Understanding the demarcation line between classical and quantum is an important issue in modern physics. The development of such an understanding requires a clear picture of the various concurrent notions of “classicality” in quantum theory presently in use. Here we focus on the relationship between Kolmogorov consistency of measurement statistics—the foundational footing of classical stochastic processes in standard probability theory—and the commutativity (or absence thereof) of measurement operators—a concept at the core of quantum theory. Kolmogorov consistency implies that the statistics of sequential measurements on a (possibly quantum) system could be explained entirely by means of a classical stochastic process, thereby providing an operational notion of classicality. On the other hand, commutativity of measurement operators is a structural property that holds in classical physics and its breakdown is the origin of the uncertainty principle, a fundamentally quantum phenomenon. We formalize the connection between these two a priori independent notions of classicality, demonstrate that they are distinct in general and detail their implications for memoryless multitime quantum processes.

Figure 1

Schematics of physical processes considered in this article. An unknown process (turquoise) is probed at different times, here $\{t_1,t_2,t_3,t_4\}$, and the resulting joint probability distribution $\mathbb{P}(m_4,m_3,m_2,m_1)$ is recorded (a).

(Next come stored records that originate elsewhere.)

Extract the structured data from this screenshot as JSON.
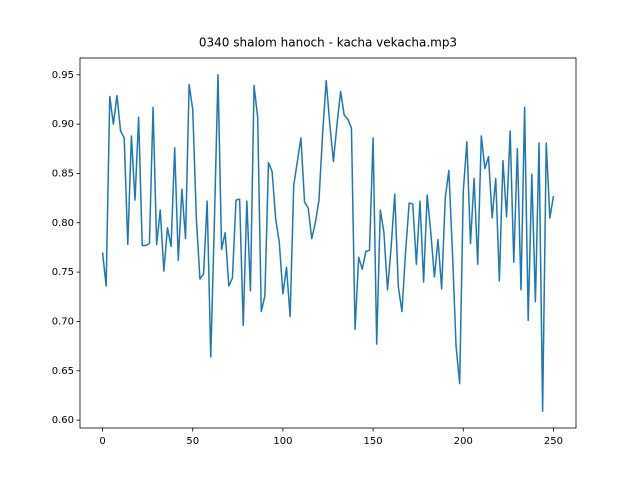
{
  "chart_data": {
    "type": "line",
    "title": "0340 shalom hanoch - kacha vekacha.mp3",
    "color": "#1f77b4",
    "x": [
      0,
      2,
      4,
      6,
      8,
      10,
      12,
      14,
      16,
      18,
      20,
      22,
      24,
      26,
      28,
      30,
      32,
      34,
      36,
      38,
      40,
      42,
      44,
      46,
      48,
      50,
      52,
      54,
      56,
      58,
      60,
      62,
      64,
      66,
      68,
      70,
      72,
      74,
      76,
      78,
      80,
      82,
      84,
      86,
      88,
      90,
      92,
      94,
      96,
      98,
      100,
      102,
      104,
      106,
      108,
      110,
      112,
      114,
      116,
      118,
      120,
      122,
      124,
      126,
      128,
      130,
      132,
      134,
      136,
      138,
      140,
      142,
      144,
      146,
      148,
      150,
      152,
      154,
      156,
      158,
      160,
      162,
      164,
      166,
      168,
      170,
      172,
      174,
      176,
      178,
      180,
      182,
      184,
      186,
      188,
      190,
      192,
      194,
      196,
      198,
      200,
      202,
      204,
      206,
      208,
      210,
      212,
      214,
      216,
      218,
      220,
      222,
      224,
      226,
      228,
      230,
      232,
      234,
      236,
      238,
      240,
      242,
      244,
      246,
      248,
      250
    ],
    "values": [
      0.77,
      0.736,
      0.928,
      0.9,
      0.929,
      0.893,
      0.886,
      0.778,
      0.888,
      0.823,
      0.907,
      0.777,
      0.777,
      0.779,
      0.917,
      0.778,
      0.813,
      0.751,
      0.795,
      0.776,
      0.876,
      0.762,
      0.834,
      0.784,
      0.94,
      0.915,
      0.805,
      0.743,
      0.748,
      0.822,
      0.664,
      0.8,
      0.95,
      0.773,
      0.79,
      0.736,
      0.744,
      0.823,
      0.824,
      0.696,
      0.822,
      0.731,
      0.939,
      0.907,
      0.71,
      0.726,
      0.861,
      0.852,
      0.804,
      0.78,
      0.728,
      0.755,
      0.705,
      0.838,
      0.862,
      0.886,
      0.821,
      0.815,
      0.784,
      0.8,
      0.823,
      0.89,
      0.944,
      0.9,
      0.862,
      0.9,
      0.933,
      0.909,
      0.905,
      0.896,
      0.692,
      0.765,
      0.753,
      0.771,
      0.772,
      0.886,
      0.677,
      0.813,
      0.79,
      0.732,
      0.775,
      0.829,
      0.735,
      0.71,
      0.77,
      0.82,
      0.819,
      0.758,
      0.822,
      0.74,
      0.828,
      0.79,
      0.745,
      0.783,
      0.733,
      0.825,
      0.853,
      0.77,
      0.675,
      0.637,
      0.832,
      0.882,
      0.779,
      0.845,
      0.758,
      0.888,
      0.855,
      0.867,
      0.805,
      0.845,
      0.741,
      0.863,
      0.806,
      0.893,
      0.76,
      0.875,
      0.732,
      0.917,
      0.701,
      0.849,
      0.72,
      0.881,
      0.609,
      0.881,
      0.805,
      0.827
    ],
    "xlim": [
      -12.5,
      262.5
    ],
    "ylim": [
      0.592,
      0.967
    ],
    "xticks": [
      0,
      50,
      100,
      150,
      200,
      250
    ],
    "yticks": [
      {
        "value": 0.6,
        "label": "0.60"
      },
      0.65,
      {
        "value": 0.7,
        "label": "0.70"
      },
      0.75,
      {
        "value": 0.8,
        "label": "0.80"
      },
      0.85,
      {
        "value": 0.9,
        "label": "0.90"
      },
      0.95
    ]
  }
}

From the four-time distribution obtained, one could compute a three-time joint distribution by marginalizing over the outcomes at a given time (b) We depict the case in which the outcomes at time $t_2$ are marginalized over, yielding the probability distribution ${\sum }_{m_2}\mathbb{P}(m_4,m_3,m_2,m_1)$ for times $t_1,t_3$, and $t_4$. In contrast, the three-time joint probability $\mathbb{P}(m_4,m_3,m_2/,m_1),$ as shown in (c), is obtained by not performing a measurement at $t_2$. In general, this is a different experiment than the one of (b) and therefore leads to a different probability distribution. However, if the process is classical—and the employed measurements are noninvasive—then the joint probabilities of the experiments depicted in (b) and (c) coincide [see Eq. (10)].

Figure 2

Multitime probing of a Markovian quantum process. A quantum process without memory on a discrete set of times $t_1,\cdots ,t_n$ can be described by an initial state $\rho$ of the system and a collection of independent CPTP maps $\left\{{\mathrm{\Lambda }}_{i:i-1}\right\}$ that act on the system alone between neighboring times (blue). At each time $t_i$, we envisage an agent probing the process and observing a measurement outcome $m_i$, with the postmeasurement state feeding forward (yellow). Such a probing is represented by a CP map ${\mathcal{K}}_i^{\left(m_i\right)}$ at each time.